Takeaways from GigaOM’s Structure:Data 2012 Conference
Last week, I attended two days of sessions at GigaOM’s Structure:Data Conference in New York City where over 700 attendees came together to discuss the business and industry-transformative nature of Big Data, and the latest technologies and approaches to best manage it all.
What struck me this year is that the conversation has evolved from Big Data being an infrastructure-only issue to now the realization that the Big Data stack requires contribution from everyone from the bottom layer of the infrastructure up through the top application layer.
The following key themes emerged from the onsite discussions and will be the focus as the community continues to develop the Big Data stack:
1) It’s all about high performance computing and speeding up analytics as data volumes grow exponentially. The pain points for unstructured versus structured data are different. While unstructured data requires better visualization of the data, structured data requires more cleansing making filtering and grouping much more critical. One of the speakers referenced a quote from Clay Shirky that, “Information overload is not the problem. It’s filter failure.”
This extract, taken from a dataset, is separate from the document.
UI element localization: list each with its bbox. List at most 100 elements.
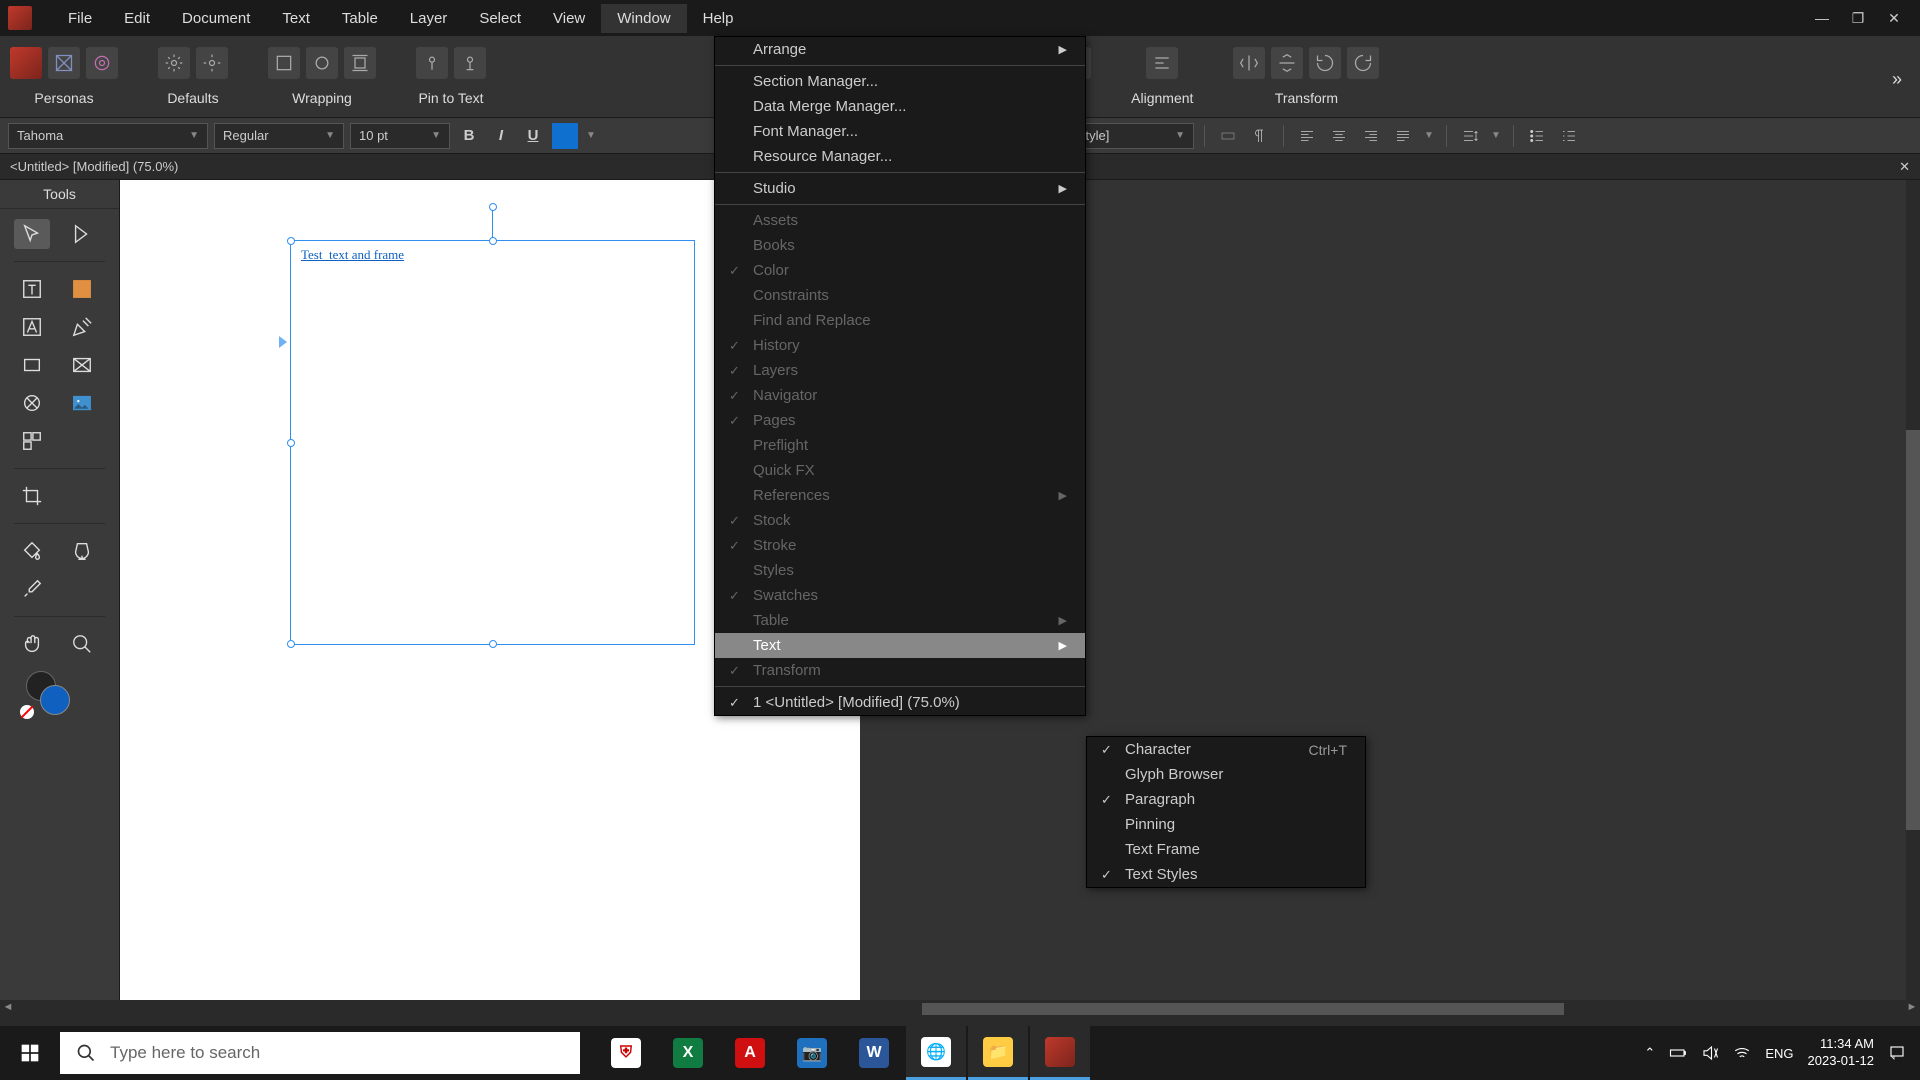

2) The line between personal and business behavior is blurring as analytics moves out of the IT realm and into the hands of business users, and as a result there is an expectation that delivery of data can be more easily consumed, such as through visualization capabilities and collaboration.
3) Real-time decision making through predictive analytics and machine learning is becoming essential with sensor data, digital exhaust and need to get ‘insight’ to consumer behavior.
As such, there’s a realization that the Big Data market is fragmented, and there is plenty of opportunity to contribute to building the Big Data stack. Software packages and tools need to be built on top of Hadoop for example to increase enterprise adoption. Currently most of the available enterprise software is proprietary. Offering applications layered on top of Hadoop will spur the Big Data market leading to more open source contributions and additional opportunities for startups.
Syncsort has a lot to offer in the areas of performance, data integration, and processing – all critical components to the Big Data stack. We can deliver and run ETL over Hadoop without requiring a brand new development team and skill set. One of the speakers suggested that businesses should consider adopting Hadoop only if they are willing to dedicate a separate team. Syncsort’s offering eliminates this requirement for the enterprise. We can also efficiently move the data in and out of Hadoop which as John Webster points out in his CNET post continues to be an issue.
To reach the holy grail of Big Data management – the focus needs to be on building a top to bottom Big Data stack which will require different segments of the market to come together.